If you've spent time in a country where you have a limited grasp of the language, you know how frustrating communication barriers can be.
You may not be able to speak in full sentences, you mispronounce words, and your vocabulary has gaps where there used to be familiar words. When people talk too fast you can hardly understand them, and when they talk slowly you feel lucky to get the drift of the conversation.
Now imagine you can never go home.
People with aphasia experience the same sorts of stumbling blocks. Aphasia is caused by a brain injury—usually a stroke, but sometimes a head injury, brain cancer or some other illness.
It can happen to anyone at any age, but most people with aphasia are older. At least a million people in the United States have aphasia.
Aphasia may affect a person's ability to speak, to understand what is said to them, or both. It may also affect the ability to read, to write or both. A person who has aphasia may have only minor difficulty with speech or near total inability to understand language or communicate.
There are many types of aphasia, depending on which area of the brain has been affected by illness. According to the National Institute on Deafness and Other Communication Disorders (NIDCD), some of the more common varieties of aphasia are:
Global aphasia: This is the most severe form of aphasia. People with it can only speak a few words and may not be able to understand any language. They cannot read or write. It is often seen immediately after a stroke.

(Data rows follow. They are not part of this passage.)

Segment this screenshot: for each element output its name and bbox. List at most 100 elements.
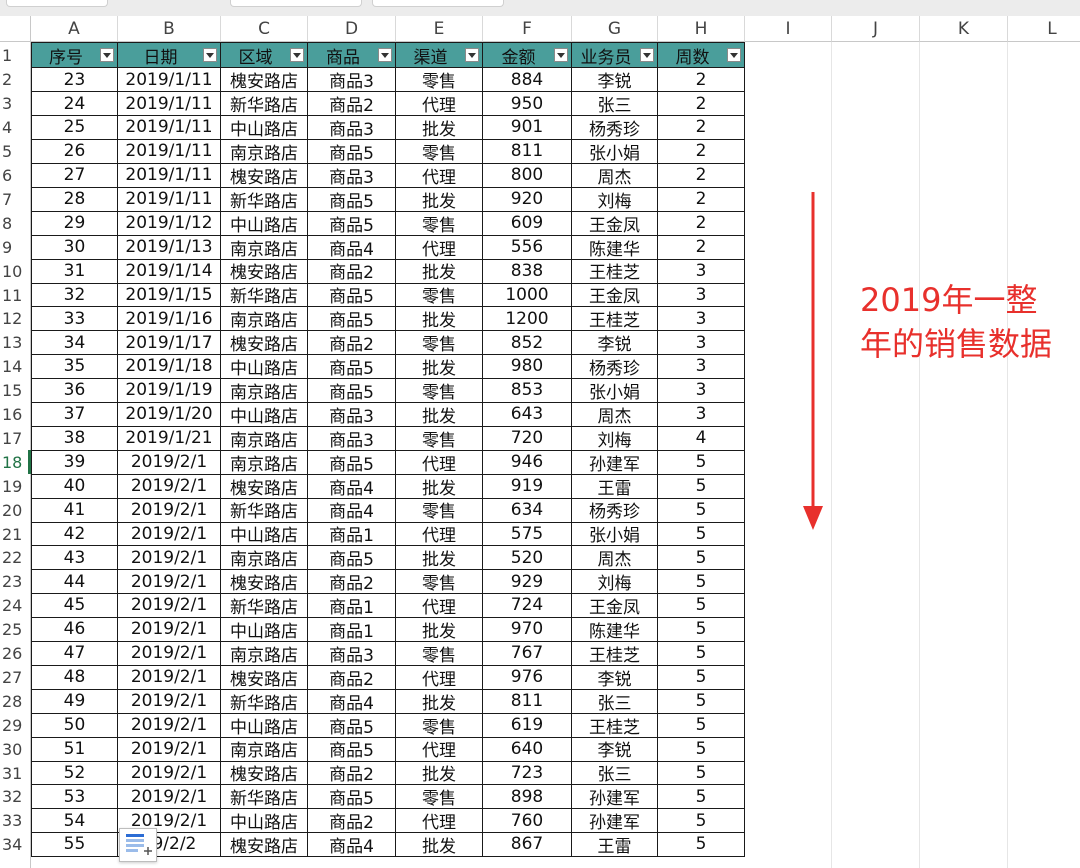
table-cell[interactable]: 商品5 (308, 187, 396, 212)
table-cell[interactable]: 38 (31, 426, 118, 451)
filter-dropdown-icon[interactable] (465, 48, 479, 62)
table-cell[interactable]: 5 (658, 546, 745, 571)
table-cell[interactable]: 商品2 (308, 569, 396, 595)
column-header-l[interactable]: L (1008, 16, 1080, 42)
table-cell[interactable]: 孙建军 (572, 785, 658, 810)
filter-dropdown-icon[interactable] (290, 48, 304, 62)
table-cell[interactable]: 5 (658, 450, 745, 475)
table-cell[interactable]: 商品4 (308, 832, 396, 858)
table-cell[interactable]: 南京路店 (221, 235, 308, 260)
row-header-14[interactable]: 14 (0, 355, 31, 379)
row-header-34[interactable]: 34 (0, 833, 31, 857)
table-cell[interactable]: 1200 (483, 307, 572, 332)
filter-dropdown-icon[interactable] (640, 48, 654, 62)
tab-stub[interactable] (230, 0, 362, 7)
table-cell[interactable]: 36 (31, 378, 118, 404)
table-cell[interactable]: 新华路店 (221, 283, 308, 308)
table-cell[interactable]: 王桂芝 (572, 713, 658, 738)
table-cell[interactable]: 代理 (396, 91, 483, 117)
table-cell[interactable]: 898 (483, 785, 572, 810)
table-cell[interactable]: 2019/2/1 (118, 641, 221, 666)
table-cell[interactable]: 5 (658, 785, 745, 810)
table-cell[interactable]: 商品4 (308, 474, 396, 499)
table-cell[interactable]: 760 (483, 808, 572, 834)
table-cell[interactable]: 批发 (396, 259, 483, 284)
table-cell[interactable]: 代理 (396, 665, 483, 690)
table-cell[interactable]: 槐安路店 (221, 68, 308, 93)
row-header-13[interactable]: 13 (0, 331, 31, 355)
table-cell[interactable]: 批发 (396, 689, 483, 714)
row-header-12[interactable]: 12 (0, 307, 31, 331)
table-cell[interactable]: 44 (31, 569, 118, 595)
table-cell[interactable]: 商品4 (308, 498, 396, 523)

Depending on the amount of brain damage, the person may recover some or most of their ability or may have permanent disability.
Broca's aphasia: People with this kind of aphasia have a hard time speaking and speak in short phrases—fewer than four words. A person may say, "Go outside." This may mean, "I want to go outside; it's a beautiful day." It may also mean, "You go outside; I'll meet you there." Or it could mean, "My wife went outside; she'll be right back." The person may be able to understand most of what is said and be able to read but have little ability to write.
Mixed nonfluent aphasia: This kind of aphasia also causes speech to be very difficult, similar to Broca's aphasia. However, people with this form also have limited comprehension of speech and cannot read or write beyond a very basic level.
Wernicke's aphasia: People with this form of aphasia have difficulty understanding what is said to them but are able to speak fluently. However, what they say may not make much sense. They may speak in long sentences with unnecessary or even made-up words, and they may not realize that what they say is hard to understand. Reading and writing may be difficult or impossible.
Anomic aphasia: This form of aphasia makes it difficult to remember the words for the very thing a person is talking about—in particular, the important nouns and verbs. This difficulty in finding words also appears when the person tries to write. People with this form of aphasia understand speech and usually read adequately.
Some people completely recover from aphasia. This usually happens when a person has had a certain type of stroke, called a transient ischemic attack. In this type of stroke, blood flow to the brain stops but is quickly restored. Language abilities may return in a few hours to a few days.
In most cases, recovery is not as fast or as complete. Many people with aphasia experience a period of recovery—anywhere from a few hours to a month—in which some language abilities return.
For these people, speech-language therapy is often helpful. A speech-language therapist helps individuals use the skills they still have, restore skills when possible, and learn new ways to communicate, according to the NIDCD.
Technology has created new opportunities for those with aphasia. For instance, they can use speech-generating applications on a device such as a tablet. In addition, they can participate in virtual therapy sessions through their home computer.
The therapist can also help the family of the person with aphasia learn how to cope with the condition, according to the American Speech-Language-Hearing Association.
Group therapy provides a comfortable place for a person to practice new communication skills. And groups such as stroke clubs provide support and information for both the person with aphasia and his or her family.
Most individuals who receive therapy experience improved communication, and they can be helped even 10 years or more after onset, says the National Aphasia Association. But there is no medical cure for for aphasia.
How families can help
It is important that a person with aphasia be able to communicate as successfully as possible from the beginning of recovery. Family members can help in these ways:
- Make sure you have the person's attention before talking.
- Use short, simple sentences.
- Talk in a manner appropriate for an adult.
- Don't speak more loudly than you did before, but emphasize key words in sentences.
- Include the person in group conversations.
- During conversation, turn off the television, radio, stereo, etc., and try to keep other forms of background noise at a minimum.
- Give the person plenty of time to understand what is being said and to respond. It takes people with aphasia longer to process language.
- Praise all attempts to communicate—whether by speech, gesture, pointing, writing or drawing.
- Don't expect perfection or criticize mistakes.
- Strive to communicate clearly. Repeat or write down key words. Use gestures and visual aids. Repeat a statement when necessary.
- Avoid being overprotective of the person. Encourage him or her to be as independent as possible.
- Don't speak for the person with aphasia unless it is absolutely necessary. Ask permission before speaking for him or her.
- Continue normal family life as much as possible—family dinners, company, going out.
- Try to involve the person in family decision making and keep him or her informed of events.
- Help the person get involved in activities outside the home, such as support groups and clubs.